Le livre des comptes de la Reine de Navarre, déposé à la Bibliothèque nationale, contient ici une seconde lacune. Elle s’étend du 27 avril jour du départ de Coutras jusqu’au 3 juin, époque où nous retrouvons Marguerite avec toute sa cour installée à Nérac.

Mais aucun doute n’est possible sur sa rentrée directe dans cette ville. Elle-même l’écrit dans ses Mémoires : « La paix faicte comme j’ay dict, mon frère s’en retournant en France pour faire son armée, le Roy mon mari et moy nous nous en retournasmes à Nérac. »

C’est le moment où Fosseuse entre véritablement en scène, et où, pendant de longs mois, elle va occuper presque entièrement l’attention. « Fosseuse, a écrit avec raison M. de Lescure, est l’ombre privilégiée de la Cour de Nérac. Elle en personnifie la corruption naïve et l’ingénieux raffinement[1]. »

Cinquième fille de Pierre de Montmorency, marquis de Thury et baron de Fosseux, et de Jacqueline d’Avaugour, Françoise de Montmorency, surnommé Fosseuse par la Reine Marguerite et toute la Cour de Nérac, avait à peine dix-huit ans en 1581. Elle était, nous l’avons vu, demoiselle d’honneur de la Reine depuis 1578, époque où cette dernière l’amena avec elle en Gascogne, encore à ce moment « toute enfant et toute bonne. »

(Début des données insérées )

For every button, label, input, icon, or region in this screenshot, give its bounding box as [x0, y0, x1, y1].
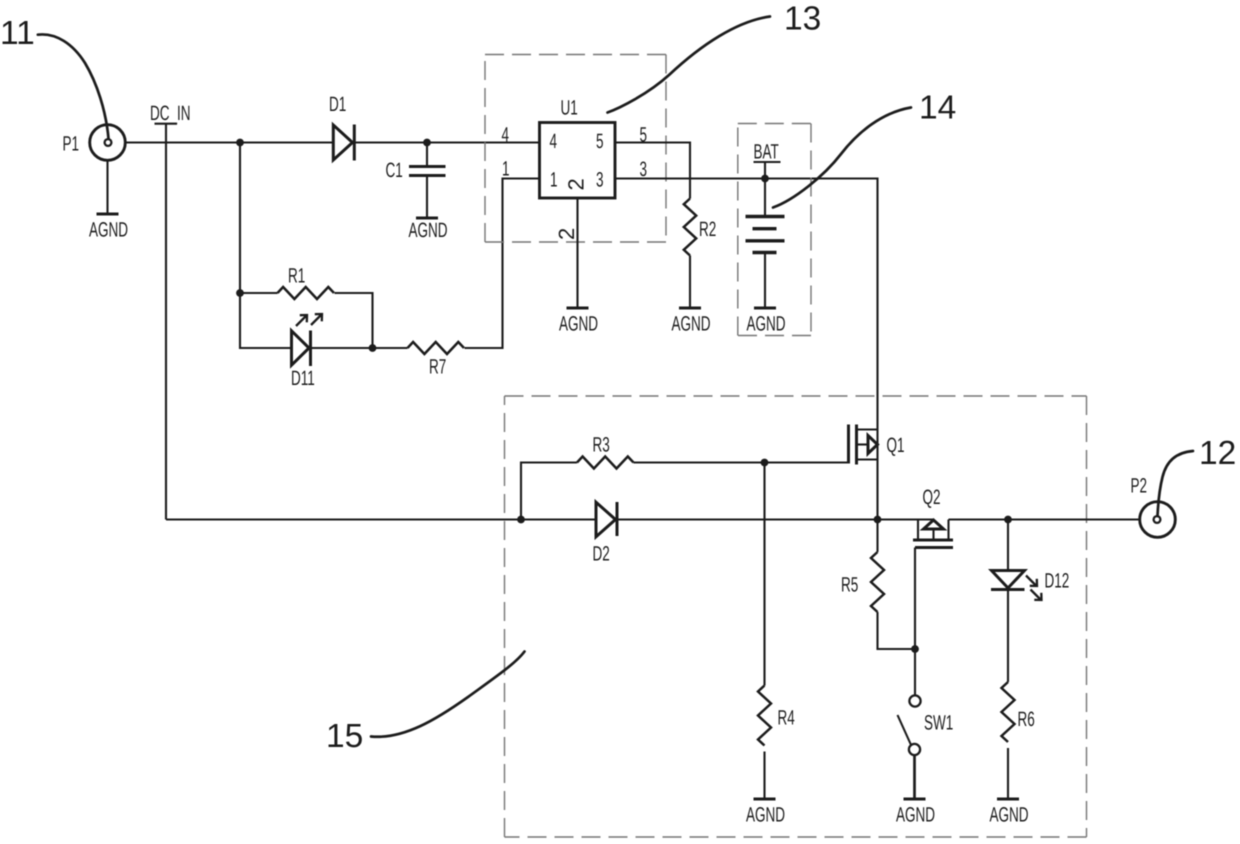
svg-text:12: 12: [1199, 435, 1236, 472]
wire Q1 source down to R5: [876, 520, 878, 553]
svg-text:D11: D11: [291, 367, 315, 390]
node junction rail/R3: [517, 516, 525, 524]
wire R4 to ground: [763, 752, 765, 800]
callout leader 11: [38, 34, 109, 138]
svg-text:AGND: AGND: [89, 219, 128, 242]
wire BAT to battery: [764, 162, 766, 216]
net label DC_IN: [150, 102, 191, 125]
svg-text:D2: D2: [593, 543, 610, 566]
wire R3 branch: [521, 463, 577, 520]
diode D2: [596, 502, 617, 537]
svg-text:AGND: AGND: [559, 313, 598, 336]
wire P1 to ground: [106, 161, 108, 215]
wire R5 to SW1 node: [878, 612, 916, 649]
resistor R5: [871, 552, 884, 612]
svg-text:3: 3: [596, 169, 604, 192]
ground AGND under R2: [672, 308, 711, 336]
svg-text:AGND: AGND: [896, 804, 935, 827]
callout leader 14: [773, 108, 911, 208]
ground AGND under P1: [89, 214, 128, 242]
wire lower rail right segment: [949, 518, 1140, 520]
svg-text:D1: D1: [329, 93, 346, 116]
svg-text:R6: R6: [1018, 708, 1035, 731]
dashed box 14: [738, 124, 811, 336]
wire D12 to R6: [1007, 590, 1009, 683]
capacitor C1: [409, 143, 446, 219]
svg-text:R4: R4: [778, 707, 795, 730]
svg-text:1: 1: [550, 169, 558, 192]
node junction at C1 tap: [423, 139, 431, 147]
resistor R6: [1002, 682, 1015, 742]
callout leader 12: [1158, 451, 1194, 516]
ground AGND under battery: [747, 308, 786, 336]
node junction rail/Q1/R5: [874, 516, 882, 524]
svg-text:U1: U1: [561, 97, 578, 120]
wire D11 to R7: [311, 347, 408, 349]
LED D11: [292, 314, 323, 366]
wire R3 to Q1 gate: [634, 461, 849, 463]
wire U1 pin 2 to ground: [576, 198, 578, 308]
svg-text:Q1: Q1: [887, 434, 905, 457]
node junction R3/R4: [761, 459, 769, 467]
wire top rail P1 to U1 pin 4: [126, 141, 540, 143]
node junction R1/D11/R7: [369, 344, 377, 352]
transistor Q2 (n-MOSFET, rotated): [913, 520, 953, 650]
dashed box 15: [505, 396, 1087, 837]
ground AGND under C1: [409, 218, 448, 242]
callout leader 15: [371, 652, 525, 737]
node junction BAT tap: [761, 175, 769, 183]
resistor R1: [236, 287, 372, 348]
svg-text:D12: D12: [1045, 570, 1070, 593]
svg-text:R7: R7: [429, 356, 446, 379]
battery BT: [746, 217, 785, 253]
wire rail down to LED D12: [1007, 520, 1009, 571]
callout label 11: [0, 15, 35, 52]
node junction R5/Q2 gate/SW1: [911, 645, 919, 653]
svg-text:4: 4: [502, 124, 510, 147]
svg-text:AGND: AGND: [746, 804, 785, 827]
ground AGND under SW1: [896, 799, 935, 827]
svg-text:P2: P2: [1131, 475, 1148, 498]
svg-text:15: 15: [326, 718, 363, 755]
svg-text:AGND: AGND: [747, 313, 786, 336]
wire R6 to ground: [1007, 748, 1009, 799]
diode D1: [333, 125, 354, 161]
svg-text:14: 14: [919, 90, 956, 127]
svg-text:11: 11: [0, 15, 35, 52]
resistor R4: [758, 686, 771, 746]
resistor R3: [577, 457, 633, 469]
ground AGND under R6: [990, 799, 1029, 827]
connector P2: [1140, 502, 1176, 538]
svg-text:R5: R5: [841, 574, 858, 597]
svg-text:Q2: Q2: [923, 486, 941, 509]
node junction rail/D12: [1004, 516, 1012, 524]
switch SW1: [898, 649, 921, 799]
wire R3 node down to R4: [763, 463, 765, 686]
svg-text:DC_IN: DC_IN: [150, 102, 191, 125]
LED D12: [991, 571, 1042, 601]
IC U1: [540, 123, 616, 199]
svg-text:AGND: AGND: [672, 313, 711, 336]
ground AGND under R4: [746, 799, 785, 827]
node junction at x240 top rail: [236, 139, 244, 147]
resistor R2: [684, 179, 696, 309]
wire branch down from top rail to R1/D11: [240, 143, 292, 349]
net label BAT: [754, 141, 781, 164]
wire R7 to U1 pin 1: [465, 179, 540, 349]
svg-text:R1: R1: [288, 265, 305, 288]
svg-text:5: 5: [596, 130, 604, 153]
wire U1 pin 5 to pin 3 net: [615, 143, 690, 179]
svg-text:AGND: AGND: [990, 804, 1029, 827]
transistor Q1 (p-MOSFET): [849, 425, 878, 520]
svg-text:2: 2: [564, 178, 589, 190]
svg-text:2: 2: [554, 228, 579, 240]
svg-text:4: 4: [550, 130, 558, 153]
wire battery to ground: [764, 253, 766, 309]
resistor R7: [408, 342, 464, 354]
svg-text:13: 13: [784, 1, 821, 38]
svg-text:SW1: SW1: [924, 712, 953, 735]
wire DC_IN stub down to lower rail: [165, 124, 167, 520]
wire lower rail left segment: [166, 518, 933, 520]
dashed box 13: [485, 55, 666, 243]
ground AGND under pin 2: [559, 308, 598, 336]
svg-text:P1: P1: [63, 133, 80, 156]
wire U1 pin 3 to Q1 drain: [615, 179, 878, 430]
svg-text:BAT: BAT: [754, 141, 779, 164]
svg-text:R3: R3: [593, 434, 610, 457]
svg-text:C1: C1: [386, 159, 403, 182]
svg-text:R2: R2: [699, 218, 716, 241]
connector P1: [90, 125, 126, 161]
svg-text:AGND: AGND: [409, 219, 448, 242]
svg-text:1: 1: [502, 158, 510, 181]
callout leader 13: [608, 17, 771, 113]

Dès qu’il eut quitté Mademoiselle de Rebours, Henri de Navarre jeta son dévolu sur cette jolie fille, qui paraît lui avoir résisté assez longtemps. « Durant ce temps-là (1580), écrit toujours Marguerite, le Roy servoit Fosseuse qui, dépendant du tout de moy, se maintenoit

  1. Les Amours d’Henri IV, par M. de Lescure. Paris, Ach. Faure, 1864.